KETIK, JAKARTA – Presidium Nasional Badan Eksekutif Mahasiswa (BEM) Perguruan Tinggi Nahdlatul Ulama (PTNU) se-Nusantara, Arip Muztabasani menegaskan bahwa kasus gagal bayar yang dialami PT. Surya Artha Prawiradiredja (SAP) oleh buyer China, Guangdong Xingyitong Engineering and Development Ltd (GXE) bukti nyata lemahnya perlindungan bagi eksportir Indonesia dalam perdagangan internasional.
"Ketika eksportir seperti PT. Surya Artha Prawiradiredja sudah menjalankan kewajibannya dengan mengirimkan barang sesuai kontrak, tetapi buyer seperti GXE justru menghindari pembayaran, ini sinyal bahaya yang harus diwaspadai oleh semua pelaku usaha Indonesia. Regulasi harus diperketat untuk mencegah kasus serupa terulang," tegas Arip, Minggu, 16 Maret 2025.
Kasus ini bermula ketika PT. Surya Artha Prawiradiredja (SAP) melakukan ekspor batu bara ke GXE senilai USD 3.328.160. Namun, GXE diduga melakukan serangkaian tindakan merugikan, termasuk mengubah metode pembayaran secara sepihak, meminta perubahan dokumen yang tidak wajar, dan akhirnya menghindari tanggung jawab pembayaran.
Selain itu, PT. Maknah Coal Trading, yang awalnya merekomendasikan GXE kepada SAP, turut memfasilitasi berbagai amandemen dalam perjanjian antara kedua belah pihak.
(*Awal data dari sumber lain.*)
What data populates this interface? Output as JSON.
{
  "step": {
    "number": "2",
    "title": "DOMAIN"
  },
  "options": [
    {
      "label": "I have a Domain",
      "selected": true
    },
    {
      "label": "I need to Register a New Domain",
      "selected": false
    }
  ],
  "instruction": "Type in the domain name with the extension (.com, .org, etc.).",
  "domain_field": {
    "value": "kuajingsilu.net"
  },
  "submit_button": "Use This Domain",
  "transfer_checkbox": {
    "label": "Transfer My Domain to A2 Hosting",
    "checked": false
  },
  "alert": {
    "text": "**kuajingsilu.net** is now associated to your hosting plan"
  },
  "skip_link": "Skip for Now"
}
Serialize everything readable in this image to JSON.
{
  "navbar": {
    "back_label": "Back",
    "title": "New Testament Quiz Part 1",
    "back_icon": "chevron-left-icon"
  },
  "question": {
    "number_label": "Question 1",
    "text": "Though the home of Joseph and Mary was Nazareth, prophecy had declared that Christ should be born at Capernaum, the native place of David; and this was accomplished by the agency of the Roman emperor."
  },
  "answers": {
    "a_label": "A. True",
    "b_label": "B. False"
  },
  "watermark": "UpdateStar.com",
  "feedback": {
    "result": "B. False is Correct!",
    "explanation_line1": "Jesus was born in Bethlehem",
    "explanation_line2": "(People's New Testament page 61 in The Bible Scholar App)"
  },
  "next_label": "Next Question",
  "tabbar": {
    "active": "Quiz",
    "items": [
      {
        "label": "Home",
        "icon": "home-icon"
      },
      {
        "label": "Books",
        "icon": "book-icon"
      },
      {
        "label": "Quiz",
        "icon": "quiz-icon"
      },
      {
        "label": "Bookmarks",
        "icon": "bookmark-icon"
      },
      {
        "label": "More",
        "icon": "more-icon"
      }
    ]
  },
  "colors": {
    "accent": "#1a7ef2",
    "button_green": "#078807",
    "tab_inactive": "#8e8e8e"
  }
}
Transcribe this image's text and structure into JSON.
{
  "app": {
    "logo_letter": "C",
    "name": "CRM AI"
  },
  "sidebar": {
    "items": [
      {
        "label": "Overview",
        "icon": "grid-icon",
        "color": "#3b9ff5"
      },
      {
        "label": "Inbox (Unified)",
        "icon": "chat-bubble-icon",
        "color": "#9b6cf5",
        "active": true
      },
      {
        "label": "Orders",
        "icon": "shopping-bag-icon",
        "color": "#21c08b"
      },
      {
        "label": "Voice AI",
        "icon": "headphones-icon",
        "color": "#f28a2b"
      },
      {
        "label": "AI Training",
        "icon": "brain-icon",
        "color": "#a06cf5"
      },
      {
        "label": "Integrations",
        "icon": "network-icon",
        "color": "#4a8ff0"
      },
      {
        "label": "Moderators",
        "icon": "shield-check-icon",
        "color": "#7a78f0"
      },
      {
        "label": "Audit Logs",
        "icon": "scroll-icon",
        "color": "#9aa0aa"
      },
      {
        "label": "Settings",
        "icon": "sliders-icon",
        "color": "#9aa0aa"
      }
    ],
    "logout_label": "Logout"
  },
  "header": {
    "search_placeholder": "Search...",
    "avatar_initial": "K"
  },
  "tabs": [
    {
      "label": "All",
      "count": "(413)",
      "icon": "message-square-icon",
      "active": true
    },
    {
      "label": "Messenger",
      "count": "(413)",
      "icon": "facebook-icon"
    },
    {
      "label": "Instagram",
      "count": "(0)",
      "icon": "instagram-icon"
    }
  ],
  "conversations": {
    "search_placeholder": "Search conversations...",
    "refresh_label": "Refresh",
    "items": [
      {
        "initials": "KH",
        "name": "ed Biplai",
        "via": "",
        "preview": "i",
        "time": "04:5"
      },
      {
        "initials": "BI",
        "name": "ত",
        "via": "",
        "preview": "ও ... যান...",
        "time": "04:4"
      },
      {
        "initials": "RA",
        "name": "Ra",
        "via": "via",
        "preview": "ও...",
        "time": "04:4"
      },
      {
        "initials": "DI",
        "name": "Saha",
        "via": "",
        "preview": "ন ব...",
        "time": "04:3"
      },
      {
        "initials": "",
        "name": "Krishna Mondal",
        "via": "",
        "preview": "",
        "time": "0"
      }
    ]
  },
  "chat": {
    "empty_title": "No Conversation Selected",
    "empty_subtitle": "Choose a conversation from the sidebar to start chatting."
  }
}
Namun, ketika masalah gagal bayar muncul, PT. Maknah Coal Trading terkesan lepas tangan, memperburuk situasi bagi SAP yang telah memenuhi kewajibannya.
Menyikapi hal ini, SAP telah menunjuk Kantor Hukum SENTOSO dan Partners Law Firm sebagai kuasa hukum untuk menempuh langkah hukum yang diperlukan.
"GXE telah melakukan wanprestasi yang berakibat pada kerugian finansial besar bagi klien kami, PT. Surya Artha Prawiradiredja. Kami akan menempuh jalur hukum baik di dalam negeri maupun internasional untuk memastikan klien kami mendapatkan haknya sesuai dengan kontrak yang berlaku," tegas perwakilan SENTOSO dan Partners Law Firm.
Pihak kuasa hukum juga tidak menutup kemungkinan untuk mengajukan upaya hukum terhadap PT. Maknah Coal Trading jika ditemukan unsur kelalaian atau keterlibatan dalam kerugian yang dialami SAP.
Kasus ini menjadi peringatan serius bagi seluruh pelaku usaha Indonesia untuk lebih berhati-hati dalam bertransaksi dengan buyer asing, khususnya dari China.
"Kami menekankan pentingnya regulasi yang lebih ketat dan sistem perlindungan yang lebih kuat bagi eksportir Indonesia agar tidak menjadi korban dalam perdagangan internasional," tutup Arip Muztabasani menutup penyampaian. (*)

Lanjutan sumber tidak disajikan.